Douglas W. Diamond, often called the founder of modern banking theory, won the Nobel Memorial Prize in Economic Sciences in 2022 for path-breaking research aimed at enhancing the understanding of the role of banks in the economy, especially during financial crises. The 69-year-old Merton H. Miller Distinguished Service Professor of Finance at the University of Chicago’s Booth School of Business shared the prize with economists Ben Bernanke of the Brookings Institution and Philip Dybvig of Washington University in St. Louis. Over a video call with Business Today’s Anand Adhikari, Diamond shares his views on the developing economic situation around the world and its implications for India.

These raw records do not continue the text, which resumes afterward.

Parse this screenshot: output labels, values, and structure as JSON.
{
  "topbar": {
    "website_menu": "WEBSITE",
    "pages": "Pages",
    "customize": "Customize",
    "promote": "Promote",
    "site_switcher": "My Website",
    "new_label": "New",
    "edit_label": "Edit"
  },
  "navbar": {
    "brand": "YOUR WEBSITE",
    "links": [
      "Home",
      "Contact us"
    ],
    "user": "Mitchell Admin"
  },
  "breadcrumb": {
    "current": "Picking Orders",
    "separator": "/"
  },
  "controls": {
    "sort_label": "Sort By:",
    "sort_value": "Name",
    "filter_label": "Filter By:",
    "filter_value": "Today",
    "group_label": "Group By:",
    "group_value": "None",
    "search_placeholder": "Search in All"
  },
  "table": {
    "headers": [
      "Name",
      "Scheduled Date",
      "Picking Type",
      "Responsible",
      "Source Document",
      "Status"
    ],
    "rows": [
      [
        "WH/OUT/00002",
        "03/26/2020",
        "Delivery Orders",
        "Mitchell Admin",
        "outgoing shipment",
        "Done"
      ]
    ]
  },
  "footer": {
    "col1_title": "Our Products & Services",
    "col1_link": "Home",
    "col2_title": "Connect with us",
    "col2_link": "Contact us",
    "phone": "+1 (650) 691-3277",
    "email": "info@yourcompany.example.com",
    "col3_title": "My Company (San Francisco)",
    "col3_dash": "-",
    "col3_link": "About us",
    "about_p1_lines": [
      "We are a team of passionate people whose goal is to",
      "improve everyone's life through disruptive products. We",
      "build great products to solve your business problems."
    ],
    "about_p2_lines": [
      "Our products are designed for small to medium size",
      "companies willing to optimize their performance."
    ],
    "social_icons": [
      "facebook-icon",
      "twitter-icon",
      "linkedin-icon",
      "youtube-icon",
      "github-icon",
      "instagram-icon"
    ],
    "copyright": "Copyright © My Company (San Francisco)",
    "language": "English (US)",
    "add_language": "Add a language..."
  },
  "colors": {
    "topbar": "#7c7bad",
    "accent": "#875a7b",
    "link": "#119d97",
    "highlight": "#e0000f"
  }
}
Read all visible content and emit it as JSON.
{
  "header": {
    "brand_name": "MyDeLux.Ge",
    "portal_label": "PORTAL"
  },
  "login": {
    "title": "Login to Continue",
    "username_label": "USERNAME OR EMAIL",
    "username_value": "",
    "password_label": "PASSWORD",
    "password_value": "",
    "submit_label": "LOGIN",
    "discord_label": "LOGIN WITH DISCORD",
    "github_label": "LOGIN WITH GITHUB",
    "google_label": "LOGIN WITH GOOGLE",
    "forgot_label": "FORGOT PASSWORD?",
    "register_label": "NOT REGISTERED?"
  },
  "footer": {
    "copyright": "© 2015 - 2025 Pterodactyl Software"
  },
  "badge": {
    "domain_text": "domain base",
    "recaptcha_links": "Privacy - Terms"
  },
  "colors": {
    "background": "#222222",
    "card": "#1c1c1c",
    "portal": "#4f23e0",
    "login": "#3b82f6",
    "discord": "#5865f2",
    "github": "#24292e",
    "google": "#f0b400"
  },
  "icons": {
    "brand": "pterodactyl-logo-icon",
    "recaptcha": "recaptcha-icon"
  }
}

Edited excerpts:
Q: What is the long-term impact of higher inflation, higher interest rates, and the strengthening of the dollar in emerging markets, particularly India?
A: I have always thought about long periods of low interest rates in the US and other countries—as well as quantitative easing—as potentially excessive injections of liquidity, leading to expectations among financial institutions and firms that interest rates might stay close to zero forever. I thought there were some financial stability issues with that, as there was too much reliance on short-term debt. That’s the backdrop. I think that maybe they went too far in both Europe and the US by keeping interest rates where they were, and not thinking ahead enough about building up a big balance sheet and how difficult it would be to unwind that. That sets up vulnerabilities in the financial sector, including stability issues.